Kozinski reasoned that while all judicial opinions were citable under the practice in effect when the Constitution was adopted, this does not mean the framers intended to enshrine a requirement that every opinion be given the effect of precedent in the future.

The judge wrote:

“One danger of giving constitutional status to practices that existed at common law, but have changed over time, is that it tends to freeze certain aspects of the law into place, even as other aspects change significantly….This is a particularly dangerous practice when the constitutional rule in question is not explicitly written into the Constitution, but rather is discovered for the first time in a vague, two-centuries-old provision. The risk that this will allow judges to pick and choose those ancient practices they find salutary as a matter of policy, and give them constitutional status, is manifest.”

Early Days

The jurist noted that many jurisdictions didn’t require written opinions disposing of appeals prior to the 19th Century, and that other practices of the courts in the country’s early days—allowing juries to try legal, as well as factual, issues; having every judge of an appellate court write a separate opinion; and allowing trial judges to sit on tribunals hearing appeals from their own decisions have been abandoned.

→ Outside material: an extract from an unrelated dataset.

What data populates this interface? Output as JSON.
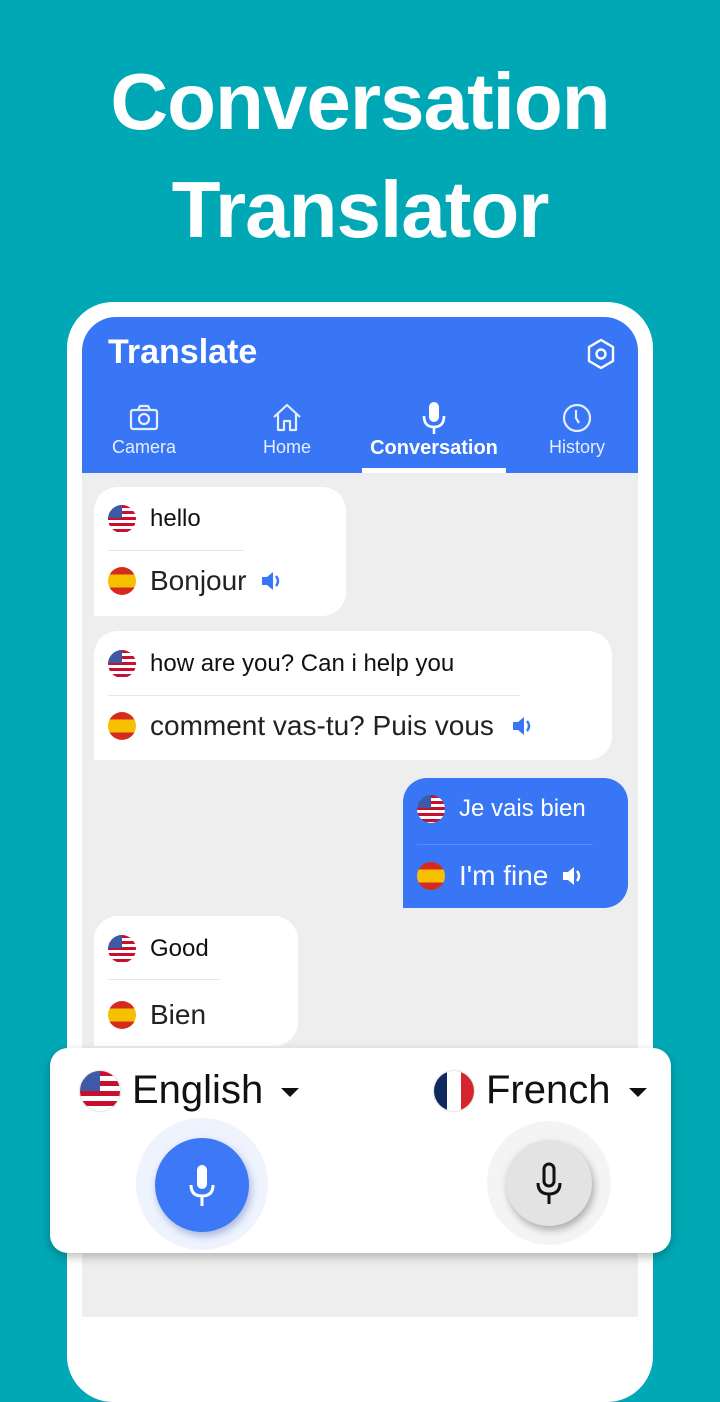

He also pointed out that the Ninth Circuit’s rule is consistent with the modern practice, since all federal circuits and all but four states have rules limiting the precedential effect of decisions not appearing in the official reports.

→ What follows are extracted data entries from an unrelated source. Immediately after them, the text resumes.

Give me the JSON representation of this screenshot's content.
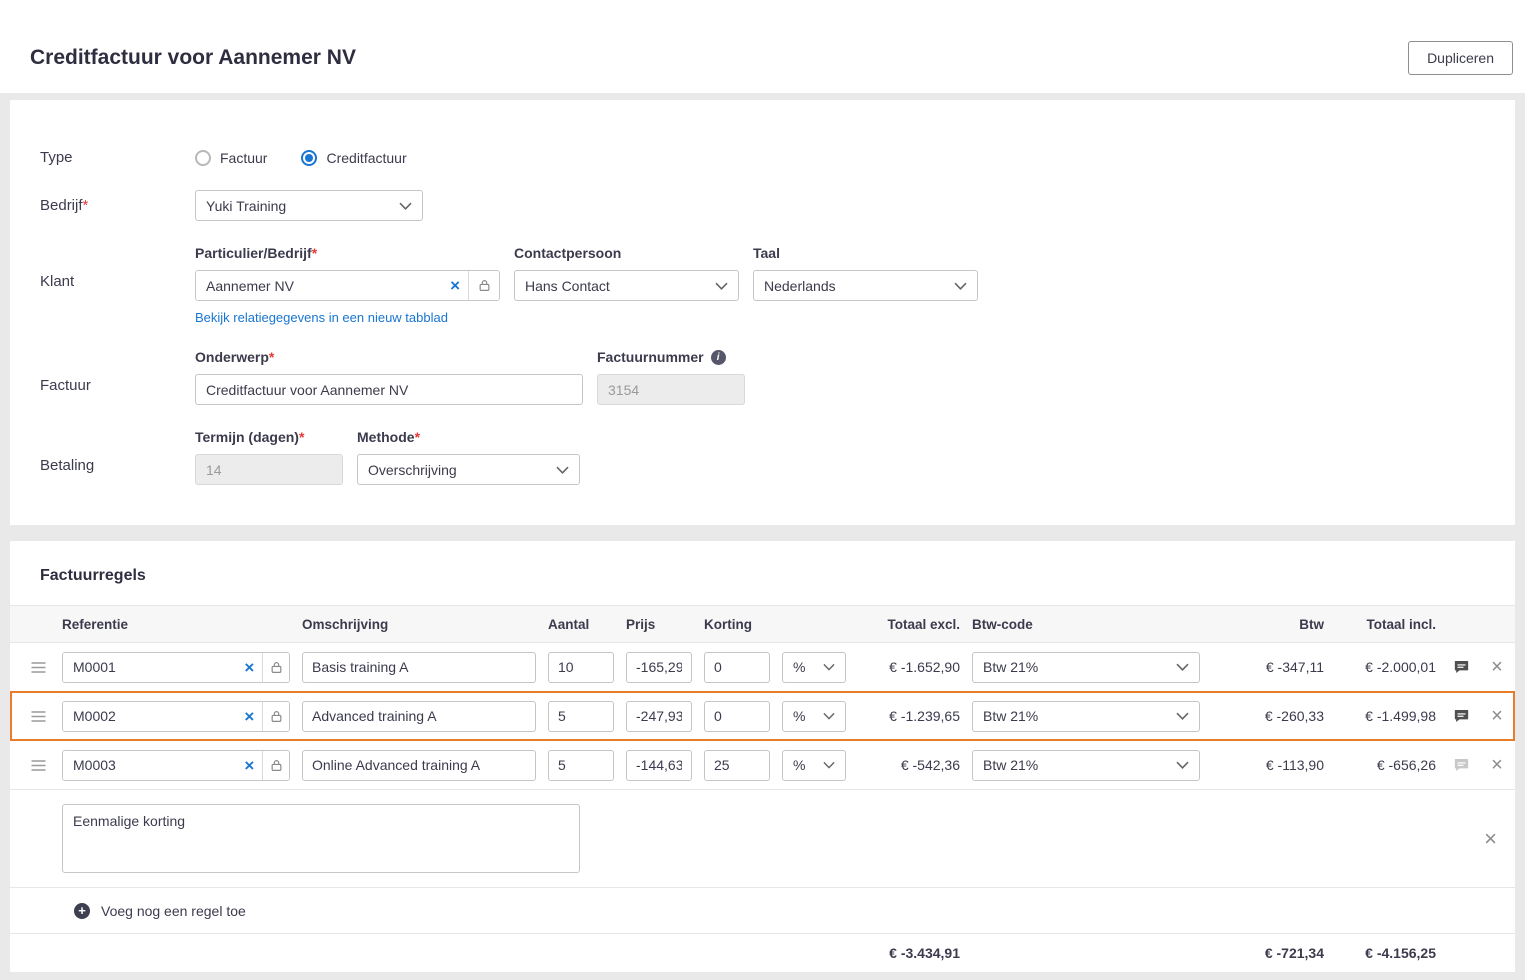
{
  "colors": {
    "accent_blue": "#1976d2",
    "highlight_orange": "#e87d2c",
    "required_red": "#e53935"
  },
  "required_mark": "*",
  "icons": {
    "clear": "×",
    "delete": "×",
    "info": "i",
    "plus": "+"
  },
  "header": {
    "title": "Creditfactuur voor Aannemer NV",
    "duplicate_button": "Dupliceren"
  },
  "form": {
    "type": {
      "label": "Type",
      "option_factuur": "Factuur",
      "option_creditfactuur": "Creditfactuur"
    },
    "bedrijf": {
      "label": "Bedrijf",
      "value": "Yuki Training"
    },
    "klant": {
      "label": "Klant",
      "particulier_label": "Particulier/Bedrijf",
      "particulier_value": "Aannemer NV",
      "contact_label": "Contactpersoon",
      "contact_value": "Hans Contact",
      "taal_label": "Taal",
      "taal_value": "Nederlands",
      "relatie_link": "Bekijk relatiegegevens in een nieuw tabblad"
    },
    "factuur": {
      "label": "Factuur",
      "onderwerp_label": "Onderwerp",
      "onderwerp_value": "Creditfactuur voor Aannemer NV",
      "nummer_label": "Factuurnummer",
      "nummer_value": "3154"
    },
    "betaling": {
      "label": "Betaling",
      "termijn_label": "Termijn (dagen)",
      "termijn_value": "14",
      "methode_label": "Methode",
      "methode_value": "Overschrijving"
    }
  },
  "lines": {
    "title": "Factuurregels",
    "headers": {
      "referentie": "Referentie",
      "omschrijving": "Omschrijving",
      "aantal": "Aantal",
      "prijs": "Prijs",
      "korting": "Korting",
      "totaal_excl": "Totaal excl.",
      "btw_code": "Btw-code",
      "btw": "Btw",
      "totaal_incl": "Totaal incl."
    },
    "rows": [
      {
        "referentie": "M0001",
        "omschrijving": "Basis training A",
        "aantal": "10",
        "prijs": "-165,29",
        "korting": "0",
        "korting_unit": "%",
        "totaal_excl": "€ -1.652,90",
        "btw_code": "Btw 21%",
        "btw": "€ -347,11",
        "totaal_incl": "€ -2.000,01"
      },
      {
        "referentie": "M0002",
        "omschrijving": "Advanced training A",
        "aantal": "5",
        "prijs": "-247,93",
        "korting": "0",
        "korting_unit": "%",
        "totaal_excl": "€ -1.239,65",
        "btw_code": "Btw 21%",
        "btw": "€ -260,33",
        "totaal_incl": "€ -1.499,98"
      },
      {
        "referentie": "M0003",
        "omschrijving": "Online Advanced training A",
        "aantal": "5",
        "prijs": "-144,63",
        "korting": "25",
        "korting_unit": "%",
        "totaal_excl": "€ -542,36",
        "btw_code": "Btw 21%",
        "btw": "€ -113,90",
        "totaal_incl": "€ -656,26"
      }
    ],
    "note_value": "Eenmalige korting",
    "add_row_label": "Voeg nog een regel toe",
    "totals": {
      "totaal_excl": "€ -3.434,91",
      "btw": "€ -721,34",
      "totaal_incl": "€ -4.156,25"
    }
  }
}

“While we agree with Anastasoff that the principle of precedent was well established in the common law courts by the time Article III of the Constitution was written, we do not agree that it was known and applied in the strict sense in which we apply binding authority today,” the judge wrote.

Sanctions Possible

Kozinski wrote for the same panel—which included Judge Richard Tallman and visiting District Judge Frank Zapata of Arizona—this past spring when it warned in Sorchini v. City of Covina, 99-56257, filed May 4, 2001, that lawyers who cite unpublished dispositions as precedent face sanctions under the Ninth Circuit’s Rule 36-3.

A Pasadena lawyer had argued unsuccessfully that the rule’s exception permitting citation  of unpublished opinions “for factual purposes, such as to show double jeopardy,  sanctionable conduct, notice, entitlement to attorneys’ fees, or the existence of a related case,” might be used to bring to the judges’ attention a legal principle applicable to the case being briefed.

Kozinski said the exception “does not permit the citation of an unpublished disposition for the purpose of providing ‘notice’ to the court of the existence or absence of legal precedent.”

Yesterday’s case is Hart v. Massanari, 99-56472.